Secondly, enterprises must have the right talent (with a mix of scientific understanding and creative skills) to understand the model complexities and data requirements. Next, businesses should adopt an iterative development approach to GenAI; models often require multiple iterations and updates to improve performance. Crucially, enterprises must also grasp the GenAI implications around regulatory compliance, content ownership, and ethics.

For businesses without the talent or bandwidth to manage all of the above, working with trusted IT partners to align resources would be the quickest way for enterprises to kick-start the process and enable the right strategic generative AI approach for their business. Engaging technology providers like Dell that offer AI expertise, hardware, and software in creating custom full-stack solutions can accelerate the deployment of generative AI in enterprises, unlocking the power of AI with support across the complete lifecycle, from strategy, implementation adoption to scaling of their strategy. 

Moving into 2024, do you have any advice for businesses on how to ensure that they are harnessing AI in a responsible way?

As enterprises race to adopt generative AI, they must also proactively mitigate its inherent risks in areas such as ethics, bias, transparency, privacy and regulatory requirements.

Achieving fairness and mitigating bias are essential aspects of responsible AI deployment. AI training data, algorithms or use cases can all unintentionally introduce bias. Picture a global retail company using generative AI to personalise customer promotional offers. The retailer must prevent biased outcomes like offering discounts to specific demographic groups only. To do that, the retailer must create diverse and representative data sets, employ advanced bias detection and mitigation techniques, and adopt inclusive design practices. The continuous monitoring and evaluation of AI systems will ensure fairness throughout their lifecycle.

Transparency and explainability in AI models are also vital for establishing trust and ensuring accountability. Consider an insurance company using generative AI to forecast claim amounts for its policyholders. When the policyholders receive the claim amounts, the insurer needs to be able to explain the reasoning behind how they were estimated, making transparency and explainability fundamental.

Due to the complex nature of AI algorithms, achieving explainability can be a challenging but essential part of ensuring responsible AI. Organisations can achieve this by investing in explainable AI techniques (e.g., data visualisation or decision tree), providing thorough documentation, and fostering open communication about the AI decision-making processes. 

Privacy is another crucial consideration for responsible AI implementation. Imagine a healthcare organisation leveraging generative AI to predict patient outcomes based on electronic health records. Protecting the privacy of individuals is a must-have, top priority. Generative AI can inadvertently reveal sensitive information or generate synthetic data resembling real individuals. 

To address privacy concerns, businesses can implement best practices like data anonymisation, encryption and privacy-preserving AI techniques, such as differential privacy. Concurrently, organisations must remain compliant with data protection regulations such as the General Data Protection Regulation (GDPR) and the Health Insurance Portability and Accountability Act (HIPAA).

Finally, the evolving regulatory landscape for AI technologies demands a robust governance framework that guides ethical and responsible AI deployment. 
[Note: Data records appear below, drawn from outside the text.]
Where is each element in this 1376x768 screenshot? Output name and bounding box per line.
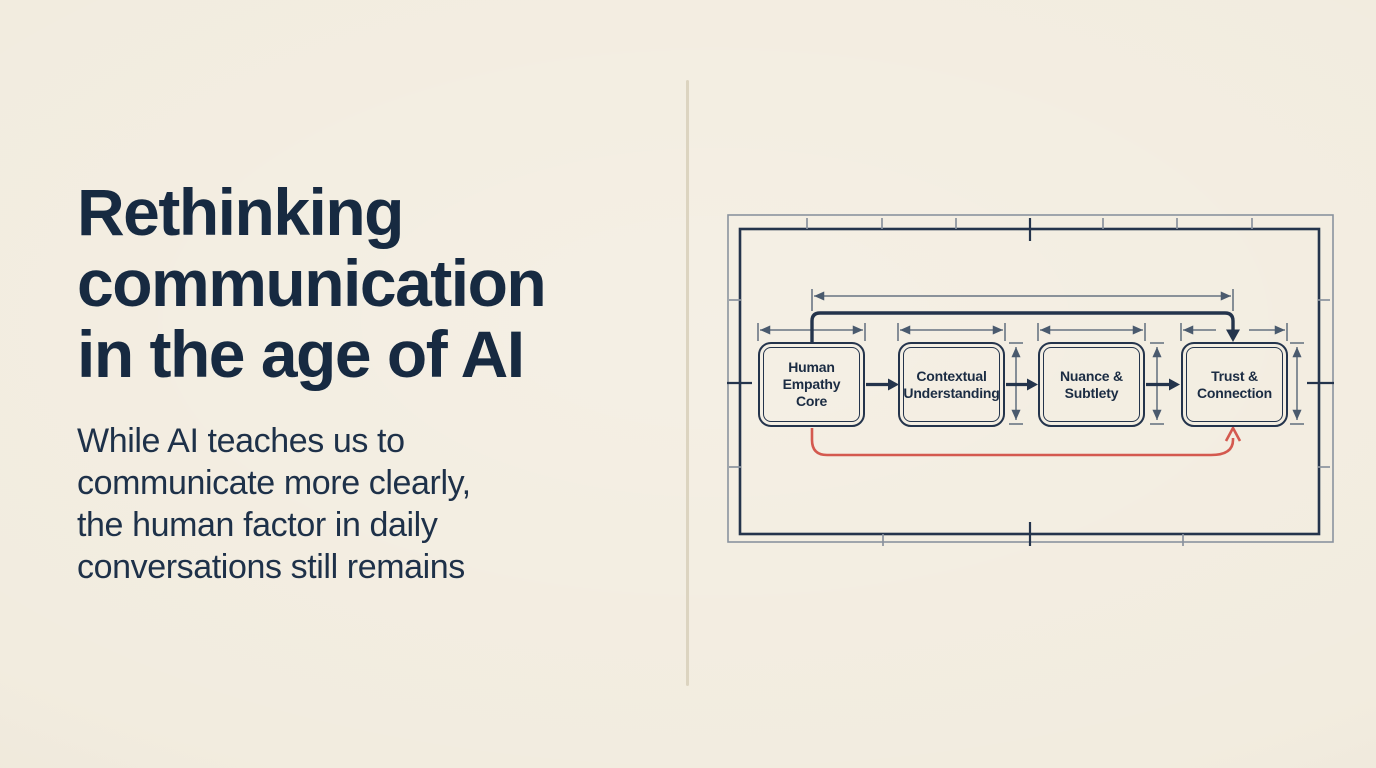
title-line: in the age of AI <box>77 317 525 391</box>
node-human-empathy-core: Human Empathy Core <box>758 342 865 427</box>
node-label-line: Nuance & <box>1060 367 1123 384</box>
overall-dimension-line <box>811 289 1234 311</box>
node-label-line: Connection <box>1197 384 1272 401</box>
node-label-line: Understanding <box>903 384 1000 401</box>
node-label-line: Contextual <box>916 367 987 384</box>
node-trust-connection: Trust & Connection <box>1181 342 1288 427</box>
subtitle: While AI teaches us to communicate more … <box>77 420 471 588</box>
node-label: Trust & Connection <box>1197 368 1272 402</box>
feedback-arrow <box>810 425 1242 457</box>
node-label-line: Empathy <box>782 376 841 392</box>
subtitle-line: conversations still remains <box>77 548 465 586</box>
node-label: Human Empathy Core <box>783 359 841 410</box>
node-label-line: Core <box>795 393 828 409</box>
blueprint-frame <box>727 214 1334 546</box>
node-width-dimension-lines <box>757 323 1288 341</box>
node-nuance-subtlety: Nuance & Subtlety <box>1038 342 1145 427</box>
node-label-line: Trust & <box>1211 367 1258 384</box>
node-contextual-understanding: Contextual Understanding <box>898 342 1005 427</box>
subtitle-line: While AI teaches us to <box>77 422 405 460</box>
top-elbow-arrow <box>810 311 1240 342</box>
vertical-divider <box>686 80 689 686</box>
subtitle-line: communicate more clearly, <box>77 464 471 502</box>
node-label-line: Subtlety <box>1064 384 1119 401</box>
node-label: Nuance & Subtlety <box>1060 368 1123 402</box>
title-line: communication <box>77 246 547 320</box>
page-title: Rethinking communication in the age of A… <box>77 175 547 391</box>
title-line: Rethinking <box>77 175 405 249</box>
subtitle-line: the human factor in daily <box>77 506 438 544</box>
forward-arrows <box>866 378 1180 391</box>
node-label-line: Human <box>788 359 835 375</box>
node-label: Contextual Understanding <box>903 368 999 402</box>
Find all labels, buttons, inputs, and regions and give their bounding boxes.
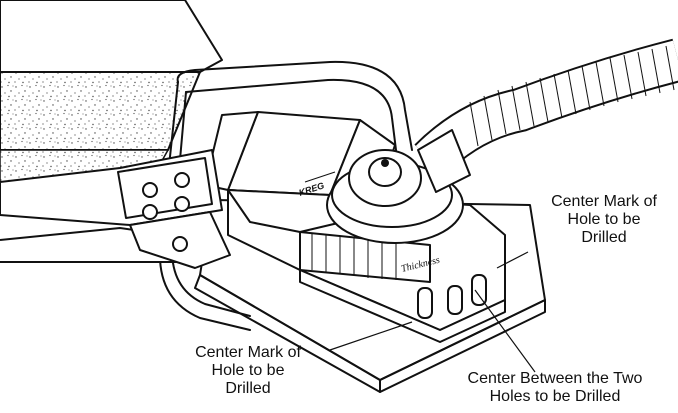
leader-lines [329,251,536,373]
callout-line: Drilled [225,380,271,397]
callout-line: Hole to be [211,362,285,379]
callout-center-mark-right: Center Mark of Hole to be Drilled [530,193,678,247]
clamp-swivel-pad [326,149,464,244]
dust-collection-hose [414,38,678,193]
leader-right-top [496,251,529,269]
callout-line: Drilled [581,229,627,246]
callout-center-between-holes: Center Between the Two Holes to be Drill… [432,370,678,406]
callout-line: Holes to be Drilled [489,388,621,405]
callout-line: Center Mark of [195,344,301,361]
callout-line: Hole to be [567,211,641,228]
callout-center-mark-left: Center Mark of Hole to be Drilled [168,344,328,398]
leader-left-bottom [329,321,413,351]
locking-pliers-handle [0,149,231,269]
leader-right-bottom [474,289,536,373]
callout-line: Center Mark of [551,193,657,210]
callout-line: Center Between the Two [467,370,643,387]
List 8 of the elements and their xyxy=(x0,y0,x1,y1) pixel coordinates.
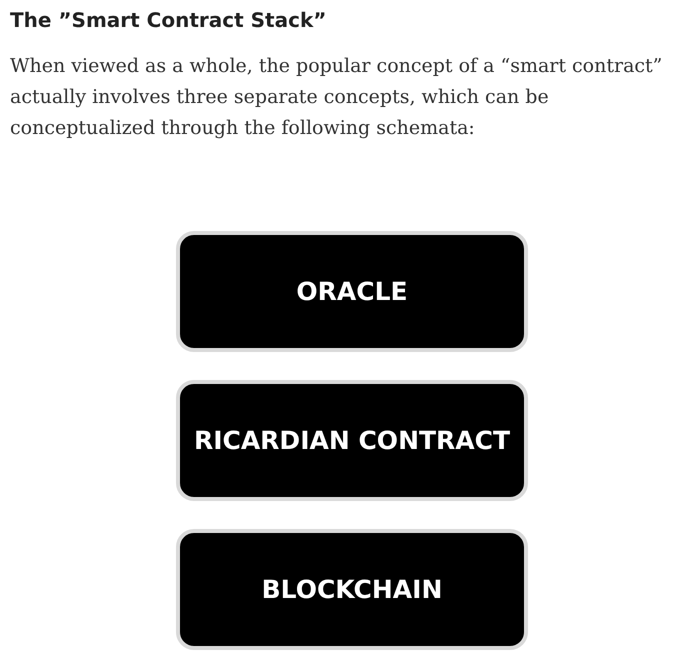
heading: The ”Smart Contract Stack” xyxy=(10,8,326,32)
layer-label: ORACLE xyxy=(296,277,408,306)
stack-layer-box xyxy=(176,529,528,650)
paragraph: When viewed as a whole, the popular concept of a “smart contract” actually involves three separate concepts, which can be conceptualized through the following schemata: xyxy=(10,54,664,141)
layer-label: BLOCKCHAIN xyxy=(262,575,442,604)
stack-layer-box xyxy=(176,231,528,352)
stack-layer-box xyxy=(176,380,528,501)
layer-label: RICARDIAN CONTRACT xyxy=(194,426,510,455)
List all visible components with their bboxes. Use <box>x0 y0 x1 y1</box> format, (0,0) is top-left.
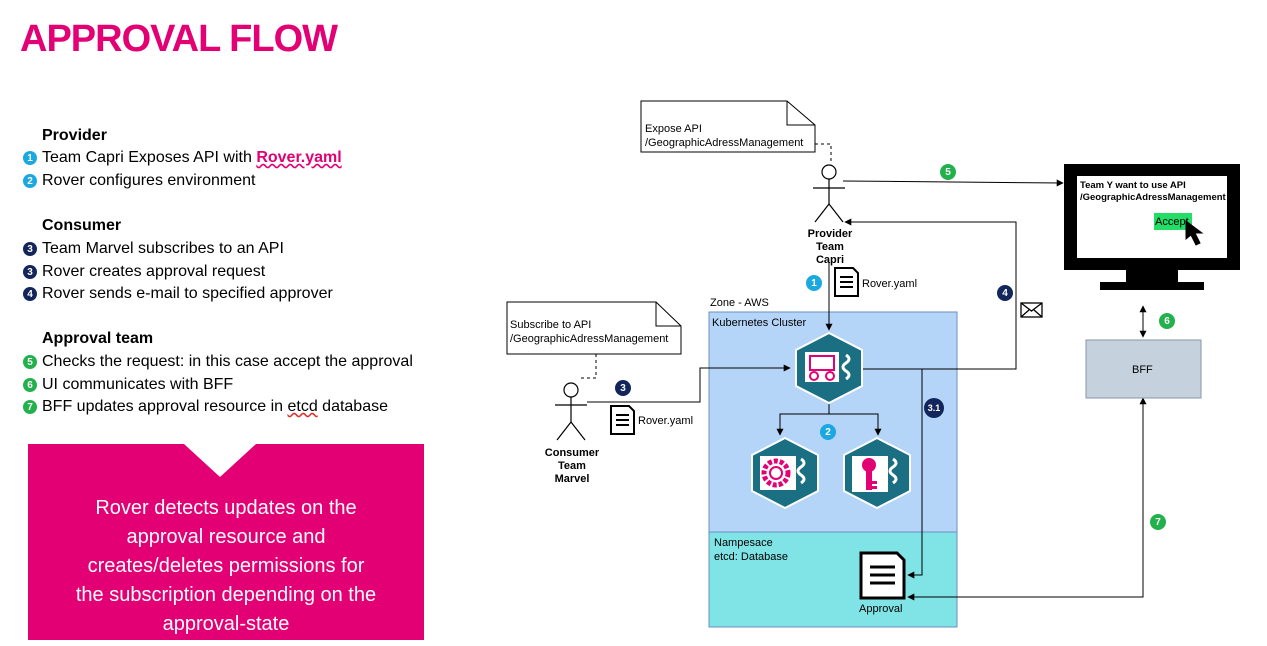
step-number-badge: 2 <box>23 174 37 188</box>
bff-label: BFF <box>1132 364 1153 376</box>
actor-line: Consumer <box>544 447 600 459</box>
consumer-document-icon <box>610 405 635 435</box>
mail-envelope-icon <box>1020 302 1043 318</box>
bff-box <box>1085 339 1202 399</box>
badge-3: 3 <box>615 380 631 396</box>
provider-rover-yaml-label: Rover.yaml <box>862 278 918 290</box>
step-text: Rover configures environment <box>42 172 256 189</box>
zone-label: Zone - AWS <box>710 297 769 309</box>
note-line: /GeographicAdressManagement <box>645 137 804 149</box>
arrow-rover-to-key <box>829 413 882 436</box>
step-text: BFF updates approval resource in <box>42 398 288 415</box>
step-number-badge: 4 <box>23 287 37 301</box>
step-text: Checks the request: in this case accept … <box>42 353 413 370</box>
permissions-gear-hexagon <box>751 436 819 510</box>
provider-step-2: 2 Rover configures environment <box>23 172 255 190</box>
step-text: Team Marvel subscribes to an API <box>42 240 284 257</box>
step-number-badge: 6 <box>23 378 37 392</box>
callout-line: the subscription depending on the <box>75 584 377 606</box>
actor-line: Marvel <box>554 473 590 485</box>
badge-6: 6 <box>1159 313 1175 329</box>
approval-team-heading: Approval team <box>42 330 154 347</box>
consumer-step-4: 4 Rover sends e-mail to specified approv… <box>23 285 333 303</box>
badge-4: 4 <box>997 285 1013 301</box>
subscribe-dashed-link <box>580 354 597 379</box>
rover-yaml-highlight: Rover.yaml <box>256 149 342 166</box>
callout-line: creates/deletes permissions for <box>87 555 365 577</box>
step-number-badge: 5 <box>23 355 37 369</box>
secret-key-hexagon <box>843 436 911 510</box>
badge-7: 7 <box>1150 514 1166 530</box>
expose-note-shape <box>640 100 816 153</box>
accept-button-bg <box>1154 213 1192 230</box>
callout-line: approval resource and <box>126 526 326 548</box>
etcd-word: etcd <box>287 398 318 415</box>
step-text: Team Capri Exposes API with <box>42 149 257 166</box>
approval-document-icon <box>859 551 906 600</box>
expose-note-text: Expose API /GeographicAdressManagement <box>645 122 803 150</box>
provider-actor-figure <box>813 164 845 223</box>
accept-button[interactable]: Accept <box>1155 216 1189 228</box>
arrow-consumer-to-rover <box>587 364 791 403</box>
consumer-step-3b: 3 Rover creates approval request <box>23 263 265 281</box>
step-text: Rover sends e-mail to specified approver <box>42 285 333 302</box>
mouse-cursor-icon <box>1185 220 1204 246</box>
monitor-message: Team Y want to use API /GeographicAdress… <box>1080 180 1226 204</box>
expose-dashed-link <box>815 143 832 163</box>
rover-operator-hexagon <box>795 331 863 405</box>
expose-note-fold <box>786 101 815 126</box>
provider-step-1: 1 Team Capri Exposes API with Rover.yaml <box>23 149 342 167</box>
badge-2: 2 <box>820 424 836 440</box>
step-text: Rover creates approval request <box>42 263 266 280</box>
namespace-line: etcd: Database <box>714 551 788 563</box>
provider-actor-label: Provider Team Capri <box>797 228 863 267</box>
step-number-badge: 1 <box>23 151 37 165</box>
subscribe-note-fold <box>655 302 681 327</box>
note-line: Subscribe to API <box>510 319 592 331</box>
actor-line: Team <box>558 460 586 472</box>
provider-heading: Provider <box>42 127 107 144</box>
subscribe-note-text: Subscribe to API /GeographicAdressManage… <box>510 318 668 346</box>
monitor-line: /GeographicAdressManagement <box>1080 192 1226 203</box>
consumer-actor-label: Consumer Team Marvel <box>536 447 608 486</box>
step-text-end: database <box>317 398 388 415</box>
monitor-line: Team Y want to use API <box>1080 180 1186 191</box>
badge-5: 5 <box>940 164 956 180</box>
callout-line: approval-state <box>162 613 290 635</box>
note-line: /GeographicAdressManagement <box>510 333 669 345</box>
callout-line: Rover detects updates on the <box>95 497 357 519</box>
consumer-heading: Consumer <box>42 217 122 234</box>
actor-line: Team <box>816 241 844 253</box>
arrow-rover-to-provider <box>844 218 1017 370</box>
step-number-badge: 7 <box>23 400 37 414</box>
consumer-step-3a: 3 Team Marvel subscribes to an API <box>23 240 284 258</box>
approval-step-5: 5 Checks the request: in this case accep… <box>23 353 413 371</box>
approval-ui-monitor <box>1064 164 1240 290</box>
step-number-badge: 3 <box>23 265 37 279</box>
approval-step-6: 6 UI communicates with BFF <box>23 376 233 394</box>
approval-step-7: 7 BFF updates approval resource in etcd … <box>23 398 388 416</box>
arrow-provider-to-monitor <box>842 179 1064 187</box>
badge-1: 1 <box>806 275 822 291</box>
actor-line: Provider <box>807 228 853 240</box>
consumer-rover-yaml-label: Rover.yaml <box>638 415 694 427</box>
step-number-badge: 3 <box>23 242 37 256</box>
step-text: UI communicates with BFF <box>42 376 234 393</box>
namespace-label: Nampesace etcd: Database <box>714 536 788 564</box>
provider-document-icon <box>834 267 859 297</box>
approval-label: Approval <box>859 603 903 615</box>
actor-line: Capri <box>815 254 845 266</box>
page-title: APPROVAL FLOW <box>20 18 338 60</box>
consumer-actor-figure <box>555 382 587 441</box>
badge-3-1: 3.1 <box>924 398 944 418</box>
arrow-bff-to-approval <box>907 397 1147 601</box>
callout-notch <box>184 444 256 477</box>
namespace-line: Nampesace <box>714 537 773 549</box>
note-line: Expose API <box>645 123 702 135</box>
cluster-label: Kubernetes Cluster <box>712 317 807 329</box>
callout-text: Rover detects updates on the approval re… <box>28 494 424 639</box>
subscribe-note-shape <box>506 301 682 355</box>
Organisations can refer to resources like the European Parliament's Artificial Intelligence Act: or The Bletchley Declaration to help define AI policies and principles. Establishing cross-functional AI ethics committees and developing processes for monitoring and auditing AI systems can help organisations stay ahead of regulatory changes. By adapting to regulation changes and proactively addressing potential risks, organisations can demonstrate their commitment to responsible AI practices.